Thursday, 9 February 2012

Worrisome - World Crumbling

I wonder is it the book, or things in Uni make me suffocated?

I'm not yet ready for the responsibility, and to grow up, I guess. I'm overwhelming with worrisome thoughts, like always. I not going to get over it for my whole life, I just can't stop worrying.
I'm the new elected Class Representative. I need to start my research project as soon as I can, which in same group with a classmate I barely know, under the surveillance of a lecturer that I think I'm not one of her favourite. Besides, the Industrial training stuff worry me a lots. We will be allocated in different industry in various state, which will be decide by the industry according to our cgpa. I don't have my own transport, and I need to stay in my home.

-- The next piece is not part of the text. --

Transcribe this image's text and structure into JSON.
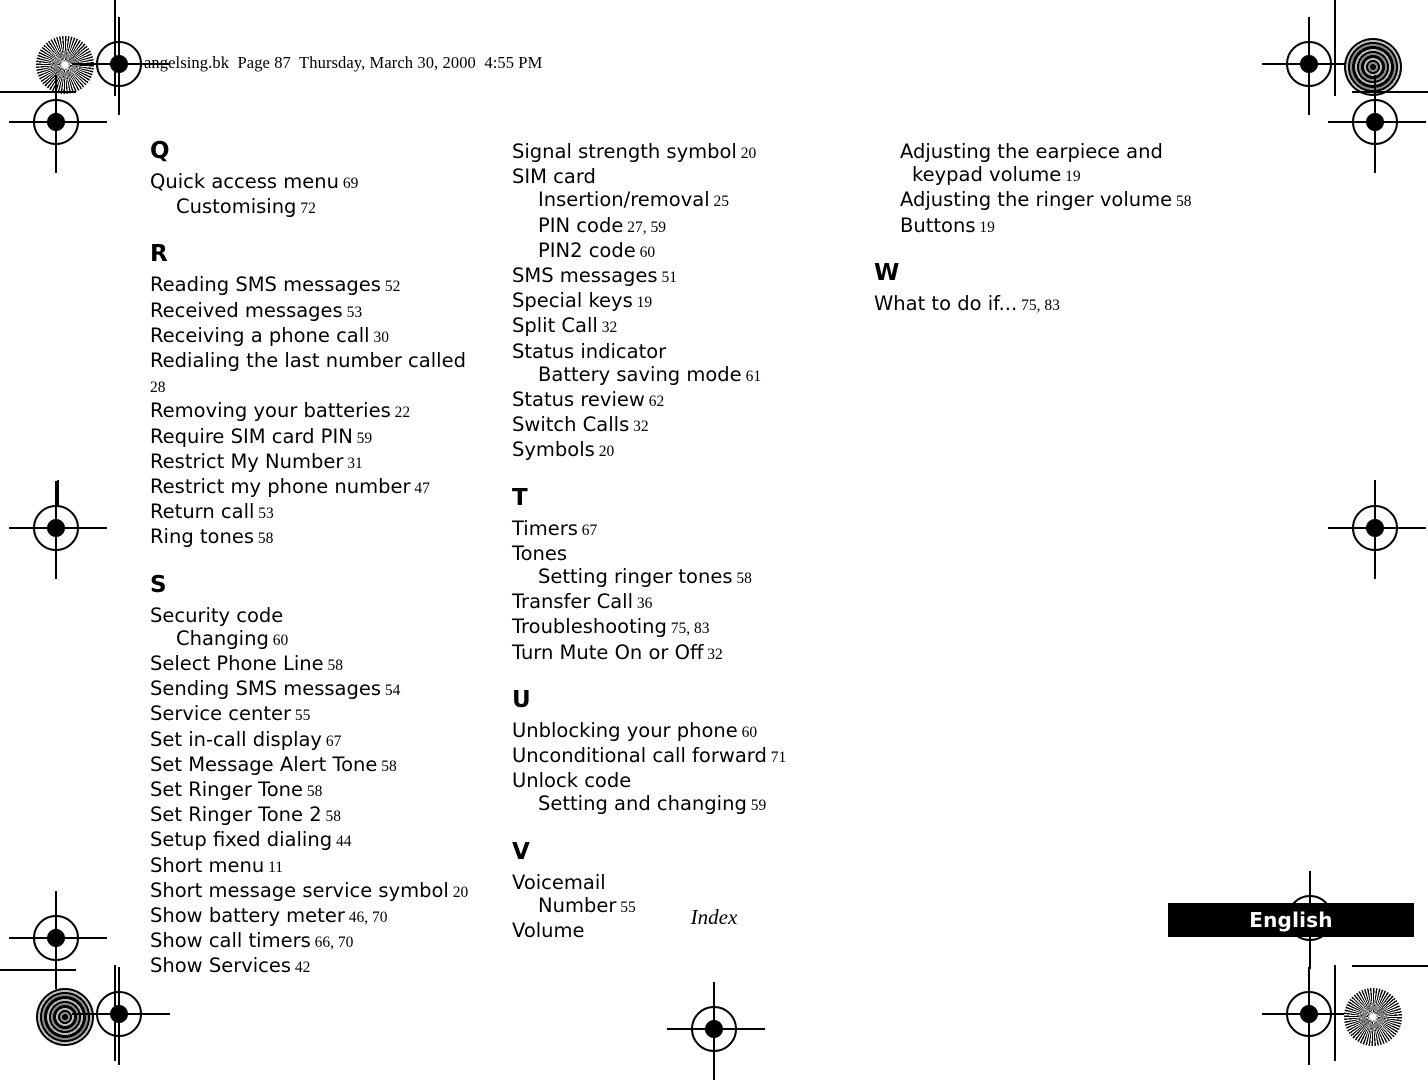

The immediate problem that arises is if I have to rent a place to stay, I need to pay. The financial thing is the most severe problem now. I'm under stress. I don't know where should I get money for my daily expenses, throughout this semester. I convinced others that I can handle it, that I sure will get it right. However, this thing never get out from my mind, it never rest, and keep on haunting me.
I just need to figure this out, as soon as possible, before it dried me out. Dread.

I try to relax myself, but I guess I just not really good in managing it yet. I was letting it to wore me down. Breathe... Breathe... Breathe... I can make it.